Cette année, les militants, syndicalistes et organisations de la société civile célèbrent le 1er mai aux États-Unis plus que depuis longtemps. La journée internationale de lutte pour le mouvement ouvrier, historiquement marginalisé aux Etats-Unis, connaît un renouveau.
Beaucoup de ces groupes font suite aux mobilisations de masse du printemps 2006, lorsque le mouvement migratoire a lancé des manifestations à l’échelle nationale contre la « réforme de l’immigration ». Un projet de loi devrait criminaliser les migrants sans papiers et punir les réseaux de soutien. Rien qu’à Los Angeles, on estime que plus d’un million de personnes ont manifesté le 1er mai 2006.
Aujourd’hui, il existe des liens étroits avec les syndicats et les organisations non gouvernementales progressistes. Aux États-Unis, la journée de lutte des salariés gagne en importance en tant que journée de protestation pour la société dans son ensemble.
« Mi Familia Vota », une organisation active à l’échelle nationale et axée sur les États de l’Arizona, du Nevada et de la Californie, joue un rôle à cet égard. L’inscription des électeurs et le travail d’éducation politique visent à combler le fossé entre la mobilisation de rue et la politique institutionnelle.

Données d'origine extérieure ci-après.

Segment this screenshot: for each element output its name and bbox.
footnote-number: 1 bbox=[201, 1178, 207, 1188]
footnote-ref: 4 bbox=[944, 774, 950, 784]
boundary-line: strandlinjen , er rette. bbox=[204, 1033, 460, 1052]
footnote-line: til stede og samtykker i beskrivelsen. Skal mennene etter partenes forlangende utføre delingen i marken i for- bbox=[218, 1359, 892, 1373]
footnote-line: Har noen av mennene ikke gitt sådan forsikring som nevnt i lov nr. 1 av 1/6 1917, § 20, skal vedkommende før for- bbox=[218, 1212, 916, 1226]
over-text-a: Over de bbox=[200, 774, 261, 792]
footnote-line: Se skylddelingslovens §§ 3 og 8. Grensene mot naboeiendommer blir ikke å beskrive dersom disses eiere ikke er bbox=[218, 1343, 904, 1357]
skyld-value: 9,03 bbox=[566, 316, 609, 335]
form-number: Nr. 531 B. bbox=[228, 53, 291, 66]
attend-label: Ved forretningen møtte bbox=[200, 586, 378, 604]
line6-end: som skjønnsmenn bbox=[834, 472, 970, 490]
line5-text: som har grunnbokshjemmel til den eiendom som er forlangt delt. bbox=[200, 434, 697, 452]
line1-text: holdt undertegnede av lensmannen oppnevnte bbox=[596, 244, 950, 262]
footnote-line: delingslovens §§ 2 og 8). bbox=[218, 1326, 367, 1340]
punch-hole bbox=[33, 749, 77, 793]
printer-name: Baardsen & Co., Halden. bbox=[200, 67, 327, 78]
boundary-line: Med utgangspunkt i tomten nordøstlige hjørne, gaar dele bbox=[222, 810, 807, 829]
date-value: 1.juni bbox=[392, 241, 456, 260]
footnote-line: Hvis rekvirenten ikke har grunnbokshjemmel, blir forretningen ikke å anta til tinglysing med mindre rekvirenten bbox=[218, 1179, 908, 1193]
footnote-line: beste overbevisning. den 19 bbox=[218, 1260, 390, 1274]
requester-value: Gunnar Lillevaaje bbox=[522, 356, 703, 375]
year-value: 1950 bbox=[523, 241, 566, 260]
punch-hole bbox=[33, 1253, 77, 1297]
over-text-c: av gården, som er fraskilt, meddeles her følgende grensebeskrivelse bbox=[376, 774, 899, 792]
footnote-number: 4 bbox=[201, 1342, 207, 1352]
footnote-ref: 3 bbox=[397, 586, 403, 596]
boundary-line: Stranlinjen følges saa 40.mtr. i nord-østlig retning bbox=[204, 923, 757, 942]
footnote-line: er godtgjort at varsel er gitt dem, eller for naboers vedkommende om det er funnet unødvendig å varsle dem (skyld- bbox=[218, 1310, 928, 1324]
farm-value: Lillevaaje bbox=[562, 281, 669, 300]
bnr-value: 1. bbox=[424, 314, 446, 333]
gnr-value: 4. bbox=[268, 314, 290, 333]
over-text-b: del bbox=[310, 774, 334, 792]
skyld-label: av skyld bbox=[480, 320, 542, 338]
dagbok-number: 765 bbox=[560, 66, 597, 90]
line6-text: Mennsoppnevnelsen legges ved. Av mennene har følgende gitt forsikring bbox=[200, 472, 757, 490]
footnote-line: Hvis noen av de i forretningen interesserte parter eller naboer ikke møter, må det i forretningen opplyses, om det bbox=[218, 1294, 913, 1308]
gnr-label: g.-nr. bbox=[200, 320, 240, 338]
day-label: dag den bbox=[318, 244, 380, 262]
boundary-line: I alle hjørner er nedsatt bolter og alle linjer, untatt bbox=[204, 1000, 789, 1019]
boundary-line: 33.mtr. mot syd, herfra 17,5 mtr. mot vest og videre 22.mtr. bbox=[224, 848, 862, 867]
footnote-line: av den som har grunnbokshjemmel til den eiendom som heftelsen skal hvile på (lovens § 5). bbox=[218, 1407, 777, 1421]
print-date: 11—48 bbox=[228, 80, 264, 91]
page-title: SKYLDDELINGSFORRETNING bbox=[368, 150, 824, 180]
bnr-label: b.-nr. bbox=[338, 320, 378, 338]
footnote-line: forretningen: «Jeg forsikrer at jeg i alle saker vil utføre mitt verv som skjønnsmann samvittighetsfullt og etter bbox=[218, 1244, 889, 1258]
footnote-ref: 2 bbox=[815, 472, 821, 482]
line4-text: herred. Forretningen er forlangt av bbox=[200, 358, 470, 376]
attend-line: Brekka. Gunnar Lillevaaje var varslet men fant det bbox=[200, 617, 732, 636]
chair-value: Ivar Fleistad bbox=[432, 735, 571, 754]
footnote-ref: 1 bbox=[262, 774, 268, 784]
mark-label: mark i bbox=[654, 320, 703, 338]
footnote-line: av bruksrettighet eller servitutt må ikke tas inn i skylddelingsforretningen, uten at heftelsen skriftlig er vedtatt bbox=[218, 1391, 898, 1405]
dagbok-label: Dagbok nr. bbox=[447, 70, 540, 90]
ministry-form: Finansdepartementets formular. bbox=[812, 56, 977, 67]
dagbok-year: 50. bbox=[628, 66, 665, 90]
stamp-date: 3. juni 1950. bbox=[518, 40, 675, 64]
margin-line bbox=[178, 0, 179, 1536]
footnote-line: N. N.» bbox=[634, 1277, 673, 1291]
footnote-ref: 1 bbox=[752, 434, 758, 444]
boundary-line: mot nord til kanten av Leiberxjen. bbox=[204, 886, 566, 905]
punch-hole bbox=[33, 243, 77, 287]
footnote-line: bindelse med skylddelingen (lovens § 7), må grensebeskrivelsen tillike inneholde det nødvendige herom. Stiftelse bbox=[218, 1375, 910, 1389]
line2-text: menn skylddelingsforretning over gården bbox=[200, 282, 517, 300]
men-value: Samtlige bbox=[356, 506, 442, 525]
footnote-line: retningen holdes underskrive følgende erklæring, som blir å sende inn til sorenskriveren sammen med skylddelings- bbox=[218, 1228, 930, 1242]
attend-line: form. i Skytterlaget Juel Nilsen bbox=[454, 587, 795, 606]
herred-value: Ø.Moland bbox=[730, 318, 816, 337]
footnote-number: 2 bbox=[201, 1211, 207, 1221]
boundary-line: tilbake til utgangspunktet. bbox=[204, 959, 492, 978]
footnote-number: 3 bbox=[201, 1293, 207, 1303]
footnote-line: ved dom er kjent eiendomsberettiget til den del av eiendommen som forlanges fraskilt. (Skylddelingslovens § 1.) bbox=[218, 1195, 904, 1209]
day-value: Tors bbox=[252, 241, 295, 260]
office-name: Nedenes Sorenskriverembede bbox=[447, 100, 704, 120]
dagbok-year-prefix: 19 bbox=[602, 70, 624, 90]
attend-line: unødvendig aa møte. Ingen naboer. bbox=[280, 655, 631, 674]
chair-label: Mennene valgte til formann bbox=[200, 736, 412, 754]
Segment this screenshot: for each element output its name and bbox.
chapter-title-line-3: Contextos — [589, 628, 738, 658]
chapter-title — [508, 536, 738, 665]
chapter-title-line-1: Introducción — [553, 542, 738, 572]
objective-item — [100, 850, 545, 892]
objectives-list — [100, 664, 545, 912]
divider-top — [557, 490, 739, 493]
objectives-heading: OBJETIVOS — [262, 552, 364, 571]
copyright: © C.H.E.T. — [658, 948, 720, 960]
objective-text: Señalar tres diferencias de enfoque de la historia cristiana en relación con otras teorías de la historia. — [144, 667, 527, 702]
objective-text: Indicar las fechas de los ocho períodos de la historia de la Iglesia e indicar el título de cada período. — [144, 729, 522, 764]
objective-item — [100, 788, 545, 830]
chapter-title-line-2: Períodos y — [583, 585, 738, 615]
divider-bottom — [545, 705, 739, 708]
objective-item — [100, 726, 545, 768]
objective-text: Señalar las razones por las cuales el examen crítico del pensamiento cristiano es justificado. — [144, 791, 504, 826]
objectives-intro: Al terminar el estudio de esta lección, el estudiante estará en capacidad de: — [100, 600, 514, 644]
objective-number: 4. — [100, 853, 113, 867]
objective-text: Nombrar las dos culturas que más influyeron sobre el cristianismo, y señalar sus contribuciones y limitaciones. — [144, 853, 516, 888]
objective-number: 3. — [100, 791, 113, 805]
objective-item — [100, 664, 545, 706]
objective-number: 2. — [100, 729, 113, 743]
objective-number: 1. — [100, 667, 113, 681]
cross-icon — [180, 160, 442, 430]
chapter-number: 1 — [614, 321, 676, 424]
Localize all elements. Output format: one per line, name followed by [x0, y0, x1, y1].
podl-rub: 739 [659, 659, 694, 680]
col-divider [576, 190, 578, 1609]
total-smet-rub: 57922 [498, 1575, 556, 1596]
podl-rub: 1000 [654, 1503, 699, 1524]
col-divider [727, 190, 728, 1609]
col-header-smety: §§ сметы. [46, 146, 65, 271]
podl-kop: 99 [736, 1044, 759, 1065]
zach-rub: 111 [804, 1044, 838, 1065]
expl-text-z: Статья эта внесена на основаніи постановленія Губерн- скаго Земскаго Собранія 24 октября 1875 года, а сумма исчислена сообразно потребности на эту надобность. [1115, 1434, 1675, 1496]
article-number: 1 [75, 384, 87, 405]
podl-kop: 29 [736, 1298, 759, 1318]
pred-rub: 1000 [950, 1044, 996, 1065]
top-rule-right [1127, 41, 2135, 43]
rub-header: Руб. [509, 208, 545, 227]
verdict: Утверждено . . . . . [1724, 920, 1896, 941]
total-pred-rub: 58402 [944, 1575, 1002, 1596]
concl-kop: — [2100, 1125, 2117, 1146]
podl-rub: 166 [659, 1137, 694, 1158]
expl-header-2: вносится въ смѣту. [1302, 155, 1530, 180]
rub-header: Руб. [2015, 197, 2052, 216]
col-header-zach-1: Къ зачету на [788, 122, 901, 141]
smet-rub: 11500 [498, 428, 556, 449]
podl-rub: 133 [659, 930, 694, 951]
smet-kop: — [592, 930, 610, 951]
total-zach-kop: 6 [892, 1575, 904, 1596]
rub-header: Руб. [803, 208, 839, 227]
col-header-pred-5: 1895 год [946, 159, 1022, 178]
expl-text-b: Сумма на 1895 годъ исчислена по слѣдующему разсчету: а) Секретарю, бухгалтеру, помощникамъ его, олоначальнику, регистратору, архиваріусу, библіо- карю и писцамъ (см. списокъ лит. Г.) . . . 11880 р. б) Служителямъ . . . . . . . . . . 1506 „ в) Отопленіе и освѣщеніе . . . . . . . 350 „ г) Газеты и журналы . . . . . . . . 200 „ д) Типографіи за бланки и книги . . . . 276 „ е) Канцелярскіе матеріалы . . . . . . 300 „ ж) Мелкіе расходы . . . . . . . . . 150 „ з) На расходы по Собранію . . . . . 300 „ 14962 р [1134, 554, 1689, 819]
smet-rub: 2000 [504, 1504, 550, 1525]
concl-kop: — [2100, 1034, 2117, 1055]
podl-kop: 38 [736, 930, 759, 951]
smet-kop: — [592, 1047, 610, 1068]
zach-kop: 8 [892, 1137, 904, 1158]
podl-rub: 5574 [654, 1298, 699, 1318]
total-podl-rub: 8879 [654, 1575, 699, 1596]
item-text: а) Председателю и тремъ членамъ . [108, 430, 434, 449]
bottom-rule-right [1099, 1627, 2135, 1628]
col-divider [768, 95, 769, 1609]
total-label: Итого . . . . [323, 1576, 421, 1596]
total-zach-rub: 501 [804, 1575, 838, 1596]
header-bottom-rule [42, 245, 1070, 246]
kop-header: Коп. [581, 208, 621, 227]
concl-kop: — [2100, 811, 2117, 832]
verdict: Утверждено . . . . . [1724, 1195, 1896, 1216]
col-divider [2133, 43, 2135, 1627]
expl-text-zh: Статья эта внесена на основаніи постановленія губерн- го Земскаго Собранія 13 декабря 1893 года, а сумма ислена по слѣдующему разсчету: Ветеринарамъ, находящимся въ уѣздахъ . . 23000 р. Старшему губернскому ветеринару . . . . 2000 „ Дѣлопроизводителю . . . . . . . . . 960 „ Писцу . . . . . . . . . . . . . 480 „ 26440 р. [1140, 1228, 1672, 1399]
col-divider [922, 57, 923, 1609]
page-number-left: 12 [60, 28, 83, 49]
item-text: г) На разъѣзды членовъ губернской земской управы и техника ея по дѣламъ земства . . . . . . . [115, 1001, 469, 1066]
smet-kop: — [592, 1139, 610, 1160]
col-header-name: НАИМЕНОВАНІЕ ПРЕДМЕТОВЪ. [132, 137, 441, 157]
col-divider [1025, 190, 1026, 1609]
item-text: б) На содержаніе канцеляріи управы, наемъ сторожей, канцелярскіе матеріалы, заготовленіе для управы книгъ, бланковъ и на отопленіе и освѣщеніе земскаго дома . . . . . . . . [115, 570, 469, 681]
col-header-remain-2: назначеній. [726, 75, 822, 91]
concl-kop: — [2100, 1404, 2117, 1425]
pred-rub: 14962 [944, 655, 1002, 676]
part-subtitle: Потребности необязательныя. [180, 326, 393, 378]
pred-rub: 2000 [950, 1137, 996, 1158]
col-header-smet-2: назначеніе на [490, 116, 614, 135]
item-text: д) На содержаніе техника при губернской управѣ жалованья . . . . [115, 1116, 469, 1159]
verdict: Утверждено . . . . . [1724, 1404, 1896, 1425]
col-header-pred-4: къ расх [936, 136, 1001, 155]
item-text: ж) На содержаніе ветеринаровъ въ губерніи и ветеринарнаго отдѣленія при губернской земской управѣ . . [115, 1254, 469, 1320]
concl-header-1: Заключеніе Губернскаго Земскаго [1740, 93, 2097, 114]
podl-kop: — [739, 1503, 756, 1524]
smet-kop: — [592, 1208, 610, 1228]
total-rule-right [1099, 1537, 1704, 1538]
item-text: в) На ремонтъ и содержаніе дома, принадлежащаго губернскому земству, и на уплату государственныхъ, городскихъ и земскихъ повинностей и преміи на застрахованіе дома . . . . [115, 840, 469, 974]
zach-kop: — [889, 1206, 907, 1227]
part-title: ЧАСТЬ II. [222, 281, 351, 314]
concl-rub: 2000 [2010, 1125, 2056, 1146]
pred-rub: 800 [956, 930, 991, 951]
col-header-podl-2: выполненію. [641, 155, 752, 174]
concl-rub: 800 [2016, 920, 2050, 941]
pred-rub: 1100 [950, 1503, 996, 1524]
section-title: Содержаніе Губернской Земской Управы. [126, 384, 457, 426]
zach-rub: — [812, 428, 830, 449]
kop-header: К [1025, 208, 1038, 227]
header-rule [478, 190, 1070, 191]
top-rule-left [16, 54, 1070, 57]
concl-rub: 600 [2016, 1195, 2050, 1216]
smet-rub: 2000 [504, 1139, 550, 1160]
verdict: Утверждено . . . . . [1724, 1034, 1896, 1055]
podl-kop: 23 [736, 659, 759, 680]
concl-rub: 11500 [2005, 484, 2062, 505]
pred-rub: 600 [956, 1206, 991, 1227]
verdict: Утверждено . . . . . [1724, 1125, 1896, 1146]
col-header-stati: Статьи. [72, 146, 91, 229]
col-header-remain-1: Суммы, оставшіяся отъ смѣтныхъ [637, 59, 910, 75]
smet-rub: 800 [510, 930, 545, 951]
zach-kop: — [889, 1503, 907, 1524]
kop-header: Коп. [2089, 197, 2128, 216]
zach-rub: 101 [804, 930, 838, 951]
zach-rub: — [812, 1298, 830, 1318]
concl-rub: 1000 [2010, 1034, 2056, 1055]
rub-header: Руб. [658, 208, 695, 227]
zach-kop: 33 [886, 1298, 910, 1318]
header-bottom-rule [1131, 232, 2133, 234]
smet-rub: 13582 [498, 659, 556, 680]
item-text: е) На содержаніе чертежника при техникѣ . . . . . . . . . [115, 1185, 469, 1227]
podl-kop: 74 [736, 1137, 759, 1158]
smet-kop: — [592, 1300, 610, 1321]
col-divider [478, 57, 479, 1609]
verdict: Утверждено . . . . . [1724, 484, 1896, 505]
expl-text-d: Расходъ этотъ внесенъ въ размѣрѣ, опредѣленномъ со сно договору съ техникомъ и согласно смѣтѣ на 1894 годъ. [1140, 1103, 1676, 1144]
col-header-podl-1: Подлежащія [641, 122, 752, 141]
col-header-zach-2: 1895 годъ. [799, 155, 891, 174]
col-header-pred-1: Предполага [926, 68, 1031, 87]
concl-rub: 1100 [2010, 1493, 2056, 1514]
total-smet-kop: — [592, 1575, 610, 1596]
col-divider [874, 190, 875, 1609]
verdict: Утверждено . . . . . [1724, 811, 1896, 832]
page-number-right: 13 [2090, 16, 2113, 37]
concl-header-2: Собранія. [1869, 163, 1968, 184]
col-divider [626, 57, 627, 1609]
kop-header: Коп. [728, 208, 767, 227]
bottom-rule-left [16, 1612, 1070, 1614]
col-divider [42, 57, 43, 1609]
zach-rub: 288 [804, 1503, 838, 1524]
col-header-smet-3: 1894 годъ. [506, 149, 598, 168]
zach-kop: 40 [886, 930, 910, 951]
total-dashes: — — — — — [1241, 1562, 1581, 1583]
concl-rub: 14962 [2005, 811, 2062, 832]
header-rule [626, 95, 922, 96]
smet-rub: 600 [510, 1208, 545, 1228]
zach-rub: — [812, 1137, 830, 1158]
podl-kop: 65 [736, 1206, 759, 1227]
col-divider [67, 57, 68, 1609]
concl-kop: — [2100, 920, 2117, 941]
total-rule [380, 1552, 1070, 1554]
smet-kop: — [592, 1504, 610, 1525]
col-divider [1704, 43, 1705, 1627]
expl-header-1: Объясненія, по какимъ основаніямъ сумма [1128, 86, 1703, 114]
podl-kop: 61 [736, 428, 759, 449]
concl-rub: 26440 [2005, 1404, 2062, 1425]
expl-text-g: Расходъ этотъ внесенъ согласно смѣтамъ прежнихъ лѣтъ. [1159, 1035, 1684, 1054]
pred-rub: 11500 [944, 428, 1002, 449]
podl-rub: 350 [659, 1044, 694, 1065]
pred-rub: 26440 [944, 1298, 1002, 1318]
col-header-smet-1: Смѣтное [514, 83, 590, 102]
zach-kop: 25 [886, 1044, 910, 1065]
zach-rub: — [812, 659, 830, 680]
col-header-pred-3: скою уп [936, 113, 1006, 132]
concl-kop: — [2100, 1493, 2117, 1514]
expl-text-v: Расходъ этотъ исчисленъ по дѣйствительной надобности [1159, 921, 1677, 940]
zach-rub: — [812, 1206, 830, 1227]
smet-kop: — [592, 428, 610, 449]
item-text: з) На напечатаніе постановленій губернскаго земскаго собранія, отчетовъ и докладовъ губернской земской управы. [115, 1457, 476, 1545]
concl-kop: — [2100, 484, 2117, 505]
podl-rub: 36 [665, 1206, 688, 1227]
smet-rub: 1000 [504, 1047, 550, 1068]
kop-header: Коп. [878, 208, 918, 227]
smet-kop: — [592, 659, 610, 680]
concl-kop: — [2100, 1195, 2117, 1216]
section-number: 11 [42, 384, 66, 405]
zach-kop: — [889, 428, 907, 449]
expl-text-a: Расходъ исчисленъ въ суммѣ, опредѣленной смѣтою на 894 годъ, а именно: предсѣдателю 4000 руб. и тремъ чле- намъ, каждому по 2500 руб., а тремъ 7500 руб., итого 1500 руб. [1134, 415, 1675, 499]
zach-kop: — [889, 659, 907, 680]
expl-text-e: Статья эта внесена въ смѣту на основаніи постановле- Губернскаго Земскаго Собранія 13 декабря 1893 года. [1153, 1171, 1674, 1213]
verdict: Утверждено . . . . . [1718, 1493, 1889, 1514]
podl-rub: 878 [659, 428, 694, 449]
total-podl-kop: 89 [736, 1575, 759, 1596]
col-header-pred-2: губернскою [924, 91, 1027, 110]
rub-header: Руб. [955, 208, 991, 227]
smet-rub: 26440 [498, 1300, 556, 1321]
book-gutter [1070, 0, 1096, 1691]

Le nombre de responsables latino-américains non blancs au niveau local continue d’augmenter, selon le Los Angeles Times. Les politologues attribuent cette tendance à une double dynamique : une organisation populaire de longue date et une stigmatisation politique et médiatique continue, en particulier depuis l’ère Trump. Les « attaques incessantes contre les Latinos à travers le pays » et l’expérience de la dévaluation collective sont en train de devenir le moteur de l’autonomisation politique, la publication cite un politologue américain.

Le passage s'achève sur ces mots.